Wie protokolliere ich Stillzeiten nachts um drei am einfachsten?
Mit der App, die die wenigsten Taps braucht, während du das Baby im Arm hast. In Lunita öffnest du ein Sheet, wählst Stillen, Fläschchen oder Beikost und speicherst — oder du sagst „rechte Brust, 12 Minuten" und bestätigst mit einem Tap. Jede Mahlzeit bekommt einen Zeitstempel, funktioniert offline und bleibt privat in deiner Familie.
Beim Stillprotokoll geht es um Muster
Niemand führt ein Stillprotokoll zum Spaß. Du machst es, weil die Kinderärztin bei der U-Untersuchung fragt, wie oft, wie viel und welche Seite — und weil du nachts um vier beim besten Willen nicht mehr weißt, ob zuletzt links oder rechts dran war. Ein Protokoll macht aus dem übermüdeten Nebel ein Muster, das man tatsächlich lesen kann.
Der Haken: Tracking funktioniert nur, wenn das Festhalten schneller geht als das, was du festhältst. Dauert es dreißig Sekunden und zwei Hände, hörst du in Woche zwei auf. Der echte Test ist also nicht die Funktionsliste, sondern wie sich die App anfühlt, wenn du erschöpft und einhändig bist.
Drei Mahlzeit-Arten, gebaut für eine Hand
Das Mahlzeit-Sheet deckt die drei Arten ab, wie Babys wirklich essen:
- Stillen — links oder rechts antippen, ein Live-Timer läuft, bis du stoppst. Kein Kopfrechnen mehr, welche Seite zuletzt dran war.
- Fläschchen — ein Stepper zählt in 10-ml-Schritten hoch (bis 500 ml), du stellst die Menge ohne Tippen ein.
- Beikost — ein kurzes Textfeld, sobald die Beikost beginnt („Süßkartoffel", „erste Banane").
Die Buttons sind bewusst groß und mit dem Daumen erreichbar, und das Sheet schließt sich in dem Moment, in dem du speicherst — es lässt dich nicht aufs Netz warten. Vergessen, im Moment zu protokollieren? Du trägst eine Mahlzeit auch später mit der richtigen Uhrzeit nach.
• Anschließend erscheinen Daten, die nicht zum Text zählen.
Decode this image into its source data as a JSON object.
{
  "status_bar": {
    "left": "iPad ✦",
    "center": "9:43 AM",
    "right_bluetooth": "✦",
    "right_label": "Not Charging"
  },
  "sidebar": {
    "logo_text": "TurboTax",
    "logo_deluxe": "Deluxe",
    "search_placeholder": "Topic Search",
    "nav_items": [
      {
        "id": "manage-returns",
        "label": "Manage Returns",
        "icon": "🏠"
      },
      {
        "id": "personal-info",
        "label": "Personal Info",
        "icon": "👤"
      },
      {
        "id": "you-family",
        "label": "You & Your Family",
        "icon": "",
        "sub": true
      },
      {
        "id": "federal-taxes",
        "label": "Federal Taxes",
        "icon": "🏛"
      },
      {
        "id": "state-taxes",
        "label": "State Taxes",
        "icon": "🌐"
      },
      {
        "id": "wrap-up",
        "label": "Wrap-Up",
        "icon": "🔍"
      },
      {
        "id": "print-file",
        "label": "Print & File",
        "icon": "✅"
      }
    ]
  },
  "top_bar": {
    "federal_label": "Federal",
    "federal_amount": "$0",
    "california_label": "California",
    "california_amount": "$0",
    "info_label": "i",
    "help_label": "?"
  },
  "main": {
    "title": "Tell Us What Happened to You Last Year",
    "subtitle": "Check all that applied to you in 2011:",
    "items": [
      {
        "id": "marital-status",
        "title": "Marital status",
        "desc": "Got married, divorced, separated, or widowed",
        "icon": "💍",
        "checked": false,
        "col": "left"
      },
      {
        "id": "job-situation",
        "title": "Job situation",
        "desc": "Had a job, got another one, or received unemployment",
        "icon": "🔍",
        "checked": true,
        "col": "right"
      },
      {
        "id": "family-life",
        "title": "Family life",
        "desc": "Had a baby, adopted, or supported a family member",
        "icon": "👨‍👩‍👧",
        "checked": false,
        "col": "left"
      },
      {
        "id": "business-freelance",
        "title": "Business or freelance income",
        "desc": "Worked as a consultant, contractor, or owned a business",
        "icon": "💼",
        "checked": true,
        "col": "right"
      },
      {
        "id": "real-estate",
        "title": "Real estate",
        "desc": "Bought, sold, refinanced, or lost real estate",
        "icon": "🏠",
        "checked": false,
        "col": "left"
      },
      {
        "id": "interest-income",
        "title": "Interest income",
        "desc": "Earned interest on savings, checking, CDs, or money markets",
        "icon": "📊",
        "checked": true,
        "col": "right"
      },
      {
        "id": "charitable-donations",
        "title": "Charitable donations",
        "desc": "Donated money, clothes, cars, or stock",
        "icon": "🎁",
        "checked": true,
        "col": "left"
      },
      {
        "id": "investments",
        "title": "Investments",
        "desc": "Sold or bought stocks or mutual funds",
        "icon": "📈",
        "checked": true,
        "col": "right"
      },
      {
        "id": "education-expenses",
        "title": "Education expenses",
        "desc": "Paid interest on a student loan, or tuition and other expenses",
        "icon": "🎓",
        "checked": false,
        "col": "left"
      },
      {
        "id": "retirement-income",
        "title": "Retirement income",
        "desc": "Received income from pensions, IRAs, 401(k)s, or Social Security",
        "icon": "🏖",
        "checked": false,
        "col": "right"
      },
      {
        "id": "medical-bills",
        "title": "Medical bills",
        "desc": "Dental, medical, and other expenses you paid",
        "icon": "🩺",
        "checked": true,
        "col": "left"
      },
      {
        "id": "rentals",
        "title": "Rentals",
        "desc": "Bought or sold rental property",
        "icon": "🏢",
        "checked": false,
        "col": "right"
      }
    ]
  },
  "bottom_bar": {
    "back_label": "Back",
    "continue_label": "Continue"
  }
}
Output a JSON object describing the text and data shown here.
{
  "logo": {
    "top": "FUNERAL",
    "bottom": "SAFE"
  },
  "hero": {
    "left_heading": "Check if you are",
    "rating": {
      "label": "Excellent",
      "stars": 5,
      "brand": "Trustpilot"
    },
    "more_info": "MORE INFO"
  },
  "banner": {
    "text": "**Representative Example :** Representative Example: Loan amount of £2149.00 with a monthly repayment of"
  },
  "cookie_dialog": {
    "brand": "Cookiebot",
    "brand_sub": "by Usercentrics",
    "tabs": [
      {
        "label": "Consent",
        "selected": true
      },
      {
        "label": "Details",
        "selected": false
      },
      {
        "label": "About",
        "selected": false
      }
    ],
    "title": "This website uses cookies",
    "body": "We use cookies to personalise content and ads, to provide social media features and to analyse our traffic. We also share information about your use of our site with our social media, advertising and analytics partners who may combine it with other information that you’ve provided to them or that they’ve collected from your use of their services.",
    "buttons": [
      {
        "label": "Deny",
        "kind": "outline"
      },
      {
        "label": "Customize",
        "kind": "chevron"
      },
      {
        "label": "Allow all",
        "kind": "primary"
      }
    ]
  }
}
Oder ganz ohne Bildschirm: per Sprache
Wenn beide Hände belegt sind, tippst du aufs Mikrofon und sagst, was war. Lunita erkennt die Sprache auf dem Gerät, wandelt sie in einen Eintrag und zeigt eine Bestätigungs-Karte — sichere Treffer speicherst du mit einem Tap, Unklares füllt das Formular vor, statt still zu schreiben. Den freihändigen Ablauf beschreibt Baby-Tracker freihändig per Sprache (die Sprachbefehle fürs Care-Log funktionieren aktuell am besten auf Englisch). Dieselbe Erkennung schreibt dein Baby-Tagebuch per Sprache.
Beide Eltern, eine Timeline
Mahlzeiten, die du einträgst, erscheinen auch beim Partner — mit „erfasst von"-Name, damit beim Schichtwechsel niemand doppelt füttert. Das Protokoll ist offline-first: Es speichert sofort und synchronisiert, sobald du wieder online bist. Die wärmere Seite der App — die tägliche gemeinsame Frage und das Tagebuch — steckt in eine Baby-App für beide Eltern.
Privat by Design — und ohne HealthKit
Säuglings-Mahlzeitdaten sind Gesundheitsdaten, deshalb fragt Lunita vor dem ersten Eintrag um ausdrückliche Einwilligung und hält die Care-Daten nur in deiner Familie sichtbar — nie im geteilten Tagebuch. Es gibt keine HealthKit-Anbindung und kein Werbe-Tracking. Warum das zählt, steht in Baby-Tracker ohne Konto und in privates Baby-Tagebuch. Das Protokoll für Mahlzeit, Schlaf und Windel gehört zum kostenlosen Kern; KI-Funktionen wie der Monatsrückblick sind die optionale Premium-Schicht.